The 07D3CCD4D9A6A9F3CF9CAD4F9A728F44 piece of the URL is the unique identifier assigned to the session.

If a search engine recognizes a URL as including a session ID, it probably doesn’t read the referenced page because each time the searchbot returns to your site, the session ID will have expired, so the server will do one of the following:

  • Display an error page rather than the indexed page or perhaps display the site’s default page. In other words, the search engine has indexed a page that isn’t there if someone clicks the link in the search results page.

  • Assign a new session ID. The URL that the searchbot originally used has expired, so the server replaces the ID with another one and changes the URL. So, the spider could be fed multiple URLs for the same page.

Even if the searchbot reads the referenced page, it may not index it. webmasters sometimes complain that a search engine entered their site, requested the same page over and over, and left without indexing most of the site. The searchbot simply got confused and left. Or, sometimes the search engine doesn’t recognize a session ID in a URL. One client had hundreds of URLs indexed by Google, but because they were all long-expired session IDs, they all pointed to the site’s main page.

These are all worst-case scenarios, as the major search engine’s searchbots do their best to recognize session IDs and work around them.

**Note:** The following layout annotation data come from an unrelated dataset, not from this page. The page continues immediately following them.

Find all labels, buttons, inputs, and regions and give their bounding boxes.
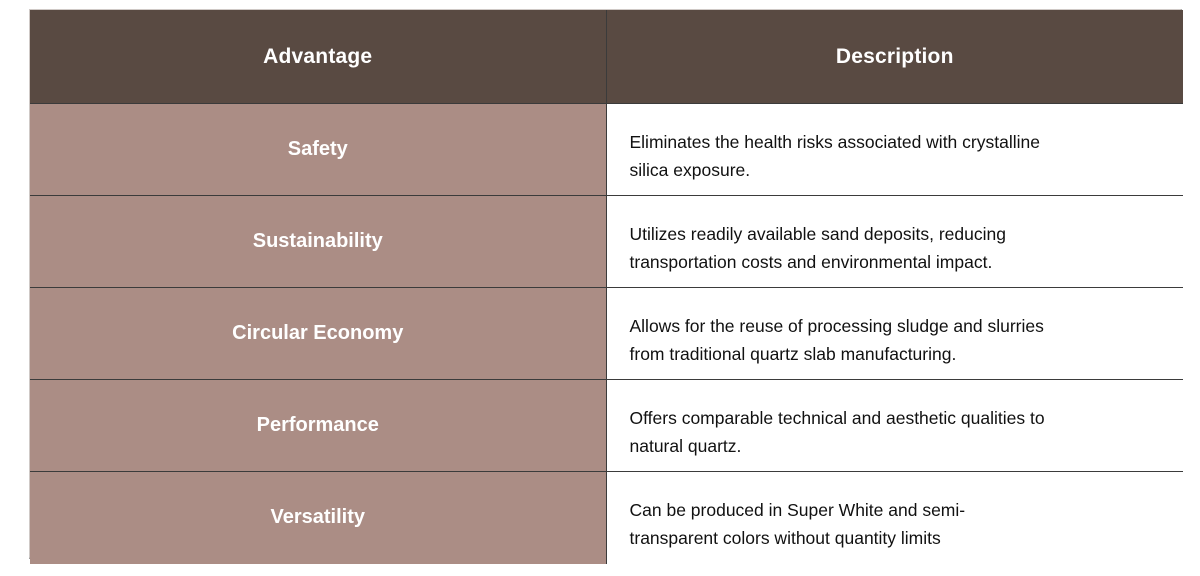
table-row: Versatility Can be produced in Super Whi… bbox=[30, 471, 1183, 564]
table-row: Sustainability Utilizes readily availabl… bbox=[30, 195, 1183, 288]
advantages-table-frame: Advantage Description Safety Eliminates … bbox=[29, 9, 1183, 564]
column-header-description: Description bbox=[606, 10, 1183, 104]
advantage-cell-circular-economy: Circular Economy bbox=[30, 287, 607, 380]
description-cell-safety: Eliminates the health risks associated w… bbox=[606, 103, 1183, 196]
advantage-cell-sustainability: Sustainability bbox=[30, 195, 607, 288]
description-cell-circular-economy: Allows for the reuse of processing sludg… bbox=[606, 287, 1183, 380]
advantage-cell-versatility: Versatility bbox=[30, 471, 607, 564]
advantage-cell-safety: Safety bbox=[30, 103, 607, 196]
description-cell-versatility: Can be produced in Super White and semi-… bbox=[606, 471, 1183, 564]
header-row: Advantage Description bbox=[30, 10, 1183, 104]
advantage-cell-performance: Performance bbox=[30, 379, 607, 472]
table-row: Circular Economy Allows for the reuse of… bbox=[30, 287, 1183, 380]
description-cell-sustainability: Utilizes readily available sand deposits… bbox=[606, 195, 1183, 288]
description-cell-performance: Offers comparable technical and aestheti… bbox=[606, 379, 1183, 472]
column-header-advantage: Advantage bbox=[30, 10, 607, 104]
table-row: Safety Eliminates the health risks assoc… bbox=[30, 103, 1183, 196]
advantages-table: Advantage Description Safety Eliminates … bbox=[30, 10, 1183, 564]
table-row: Performance Offers comparable technical … bbox=[30, 379, 1183, 472]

Furthermore, Google recommends that if you are using session IDs, you use the canonical directive to tell the search engines the correct URL for the page. For instance, let’s say you’re using session IDs, and your URLs look something like this:

http://www.youdomain.com/product.php?item=rodent-racing-gear &xyid=76345&sessionid=9876

A search engine might end up with hundreds of URLs effectively referencing the same page. So, you can put the <link> tag in the <head> section of your web pages to tell the search engines the correct URL, like this:

<link rel=“canonical” href=“http://www.yourdomain.com/product.php?item= rodent-racing-gear “ />

Session ID problems are rarer than they once were; in the past, fixing a session ID problem was like performing magic: Sites that were invisible to search engines suddenly become visible! One site owner in a search engine discussion group described how his site had never had more than 6 pages indexed by Google, yet within a week of removing session IDs, Google had indexed over 600 pages.

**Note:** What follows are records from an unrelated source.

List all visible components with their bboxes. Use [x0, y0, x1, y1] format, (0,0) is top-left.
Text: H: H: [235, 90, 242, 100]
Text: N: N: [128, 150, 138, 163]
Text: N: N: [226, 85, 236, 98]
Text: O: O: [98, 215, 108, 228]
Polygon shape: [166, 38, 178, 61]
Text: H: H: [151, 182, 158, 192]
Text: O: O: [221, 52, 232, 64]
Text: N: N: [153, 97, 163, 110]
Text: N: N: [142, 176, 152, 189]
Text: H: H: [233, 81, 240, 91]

If your site has a session ID problem, there are a couple of other things you can do, in addition to using the canonical directive:

  • Rather than use session IDs in the URL, store session information in a cookie on the user’s computer. Each time a page is requested, the server can check the cookie to see whether session information is stored there. However, the server shouldn’t require cookies, or you may run into further problems.

  • Get your programmer to omit session IDs if the device requesting a web page from the server is a searchbot. The server delivers the same page to the searchbot but doesn’t assign a session ID, so the searchbot can travel throughout the site without using session IDs. This process is known as user agent delivery, in which user agent refers to the device — browser, searchbot, or other program — that is requesting a page.

The user agent method has one potential problem: In the technique sometimes known as cloaking, a server sends one page to the search engines and another to real site visitors. Search engines generally don’t like cloaking because some websites try to trick them by providing different content from the content that site visitors see.

Of course, in the context of using this technique to avoid the session-ID problem, that’s not the intent; it’s a way to show the same content that the site visitor sees, so it isn’t true cloaking. However, the danger is that the search engines may view it as cloaking if they discover what is happening.